Salah satu cara terhadap masalah tersebut adalah menyelesaikan proyek Kanal Banjir Timur yang termasuk mega-proyek karena telah menelan biaya hingga Rp 5 triliun. Foke juga berharap, partisipasi aktif masyarakat dalam menjaga kebersihan lingkungan menjadi salah satu upaya mengurangi dampak banjir.

Di bagian lain pidatonya, ia juga menekankan bahwa pembangunan yang dilakukan tak hanya pembangunan fisik semata.

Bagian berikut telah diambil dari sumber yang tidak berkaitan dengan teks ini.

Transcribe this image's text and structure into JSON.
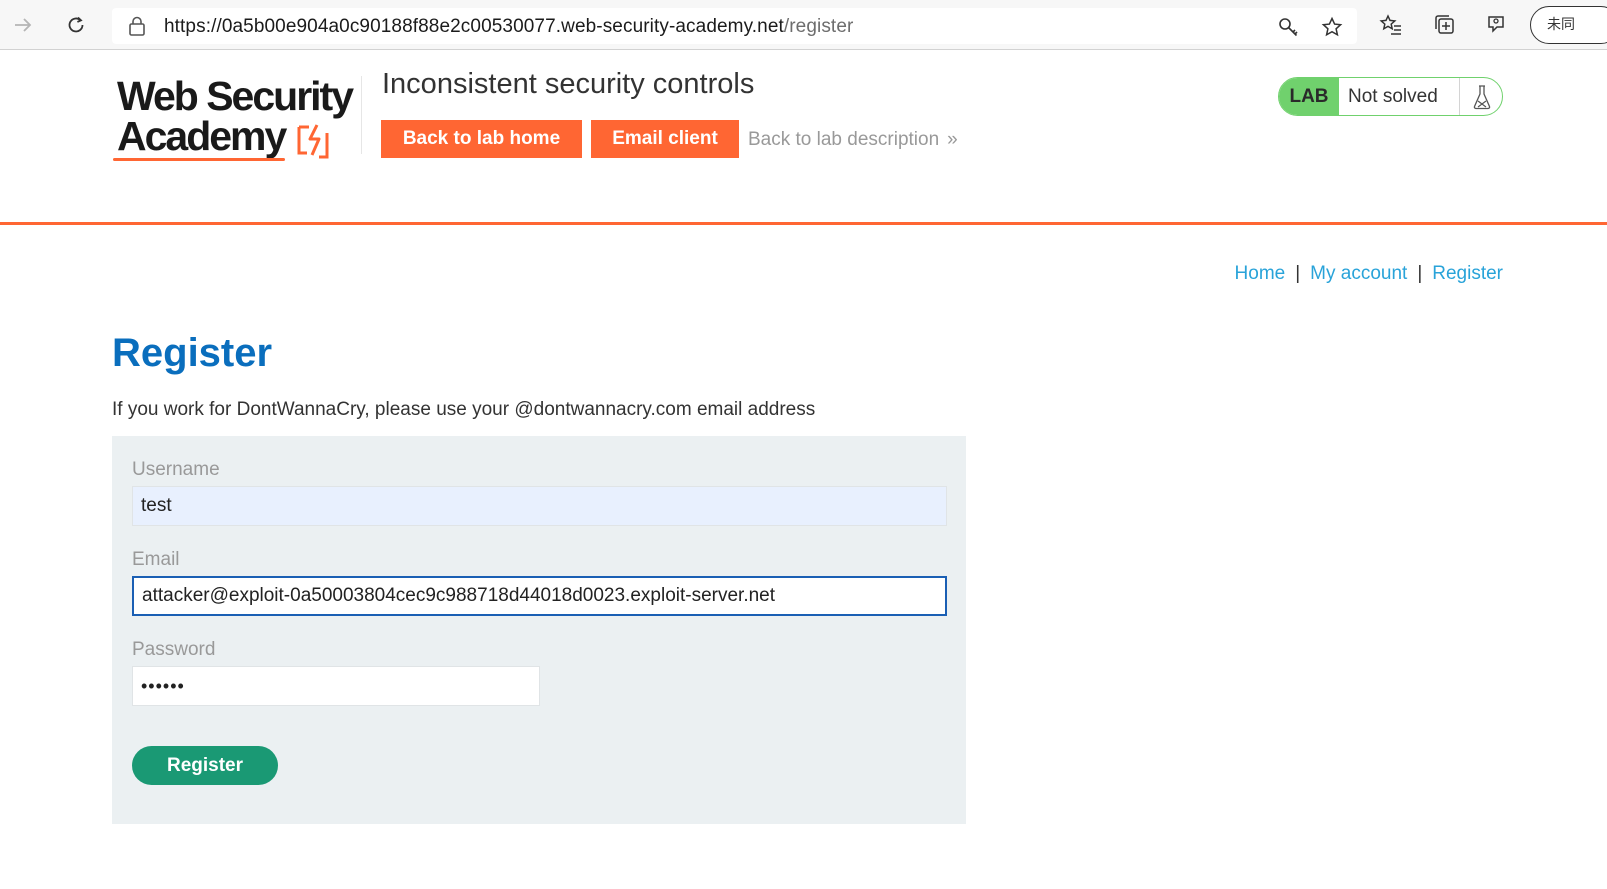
{
  "browser": {
    "url_base": "https://0a5b00e904a0c90188f88e2c00530077.web-security-academy.net",
    "url_path": "/register",
    "profile_label": "未同"
  },
  "lab": {
    "logo_line1": "Web Security",
    "logo_line2": "Academy",
    "title": "Inconsistent security controls",
    "back_to_lab_home": "Back to lab home",
    "email_client": "Email client",
    "back_to_description": "Back to lab description",
    "back_to_description_chevron": "»",
    "status_badge": "LAB",
    "status_text": "Not solved",
    "accent_color": "#ff6633",
    "status_color": "#70d16d"
  },
  "nav": {
    "home": "Home",
    "my_account": "My account",
    "register": "Register",
    "separator": "|"
  },
  "page": {
    "title": "Register",
    "intro": "If you work for DontWannaCry, please use your @dontwannacry.com email address"
  },
  "form": {
    "username_label": "Username",
    "username_value": "test",
    "email_label": "Email",
    "email_value": "attacker@exploit-0a50003804cec9c988718d44018d0023.exploit-server.net",
    "password_label": "Password",
    "password_value": "••••••",
    "submit_label": "Register",
    "submit_color": "#1a9974",
    "title_color": "#0a6ebd"
  }
}
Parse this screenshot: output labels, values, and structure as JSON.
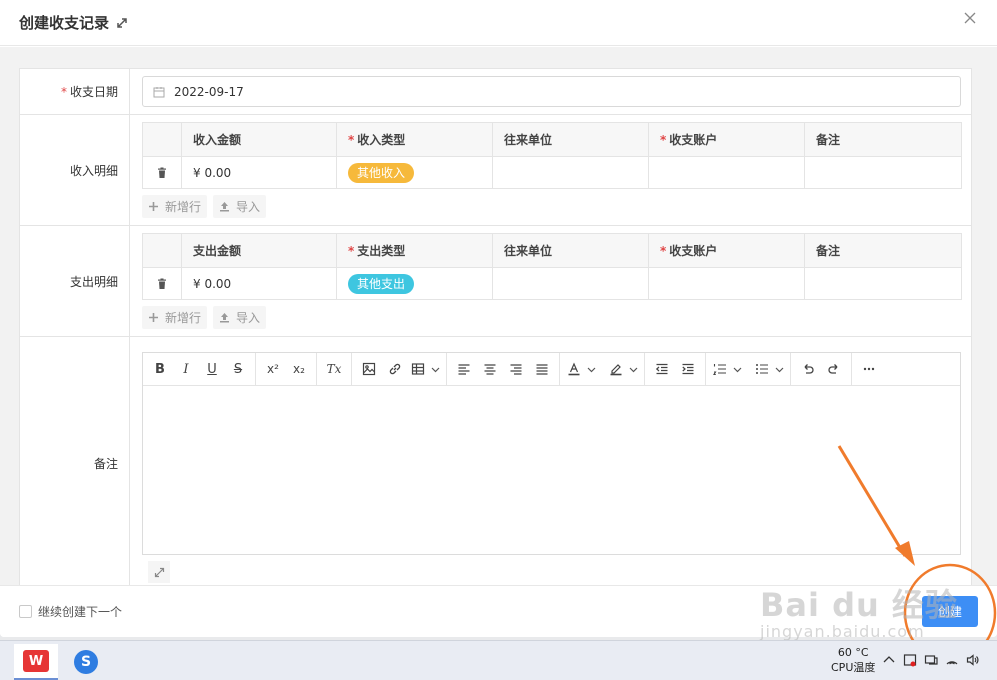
{
  "dialog": {
    "title": "创建收支记录",
    "colors": {
      "primary": "#3d8ef5",
      "required": "#e04646",
      "annotation": "#f07b2c"
    }
  },
  "form": {
    "date": {
      "label": "收支日期",
      "value": "2022-09-17"
    },
    "income": {
      "label": "收入明细",
      "headers": [
        "收入金额",
        "收入类型",
        "往来单位",
        "收支账户",
        "备注"
      ],
      "row": {
        "amount": "¥ 0.00",
        "type": "其他收入",
        "party": "",
        "account": "",
        "note": ""
      },
      "add_row": "新增行",
      "import": "导入"
    },
    "expense": {
      "label": "支出明细",
      "headers": [
        "支出金额",
        "支出类型",
        "往来单位",
        "收支账户",
        "备注"
      ],
      "row": {
        "amount": "¥ 0.00",
        "type": "其他支出",
        "party": "",
        "account": "",
        "note": ""
      },
      "add_row": "新增行",
      "import": "导入"
    },
    "remark": {
      "label": "备注",
      "content": ""
    }
  },
  "editor_toolbar": {
    "bold": "B",
    "italic": "I",
    "underline": "U",
    "strike": "S",
    "superscript": "x²",
    "subscript": "x₂",
    "clear_format": "Tx"
  },
  "footer": {
    "continue_label": "继续创建下一个",
    "create_label": "创建"
  },
  "taskbar": {
    "wps_label": "W",
    "sogou_label": "S",
    "cpu_temp_value": "60 °C",
    "cpu_temp_label": "CPU温度"
  },
  "watermark": {
    "main": "Bai du 经验",
    "sub": "jingyan.baidu.com"
  }
}
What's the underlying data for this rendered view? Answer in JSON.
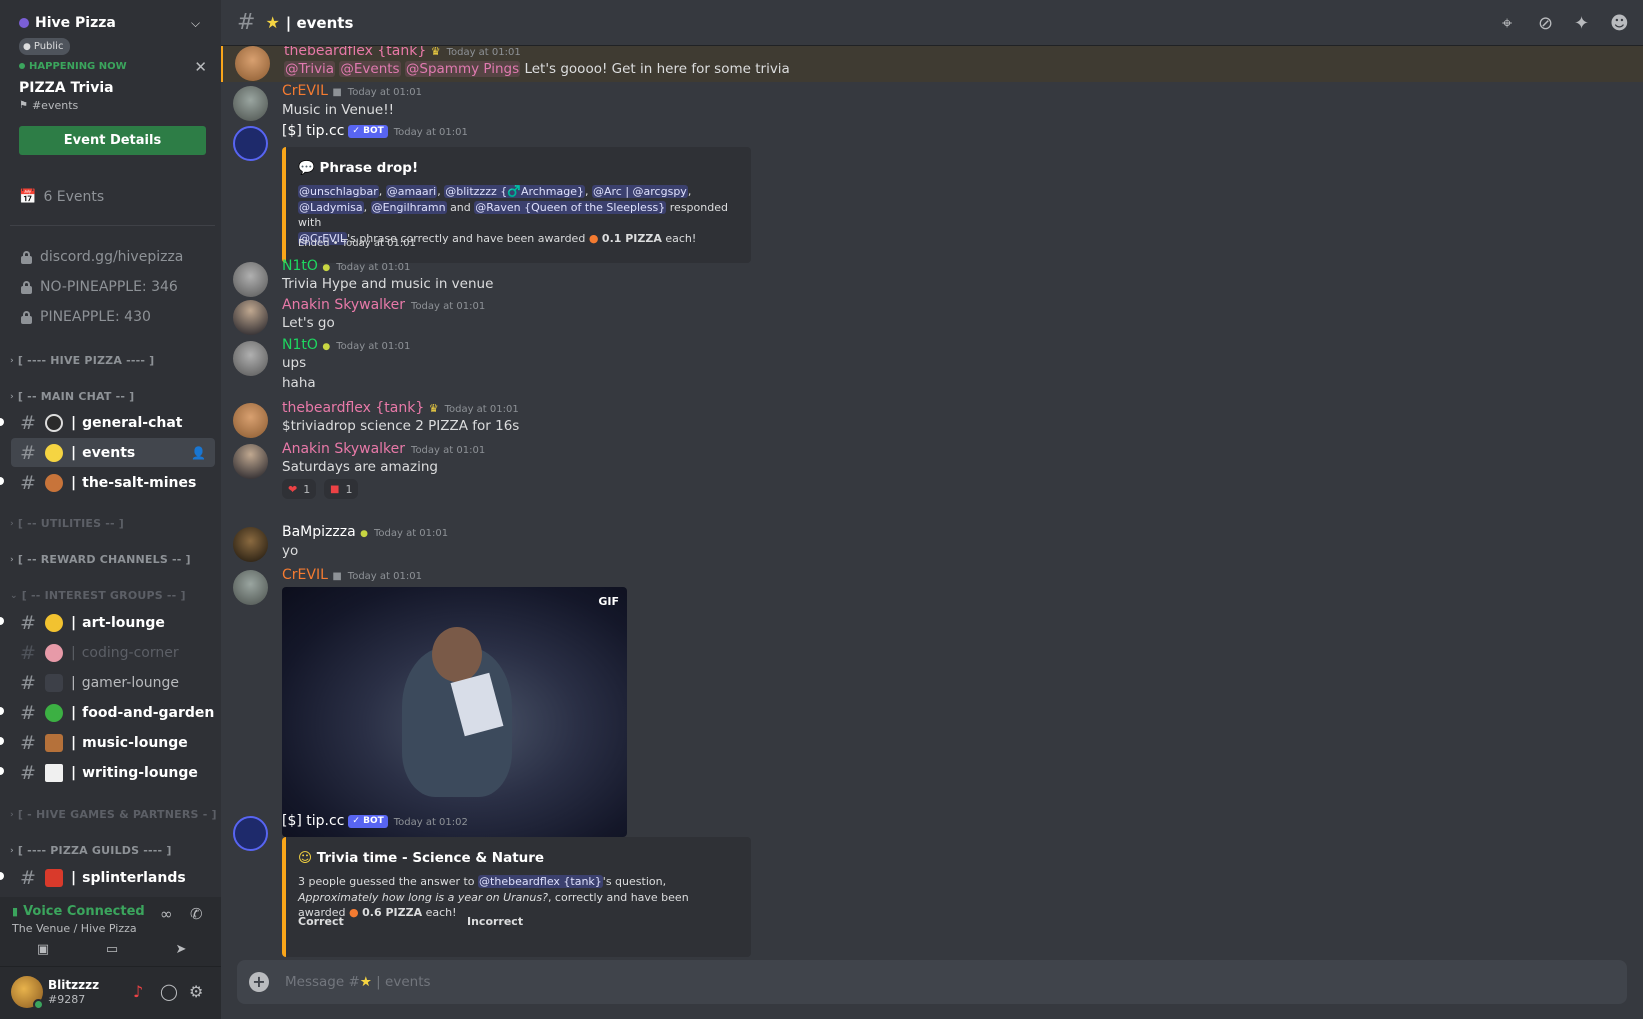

Pembangunan sosial juga menjadi prioritas untuk meningkatkan mutu hidup warga Jakarta.

“Di tengah krisis yang melanda dunia tahun 2008, pertumbuhan ekonomi Jakarta masih mampu tumbuh 5,01 persen di atas rata-rata pertumbuhan ekonomi nasional 4,5 persen,” katanya.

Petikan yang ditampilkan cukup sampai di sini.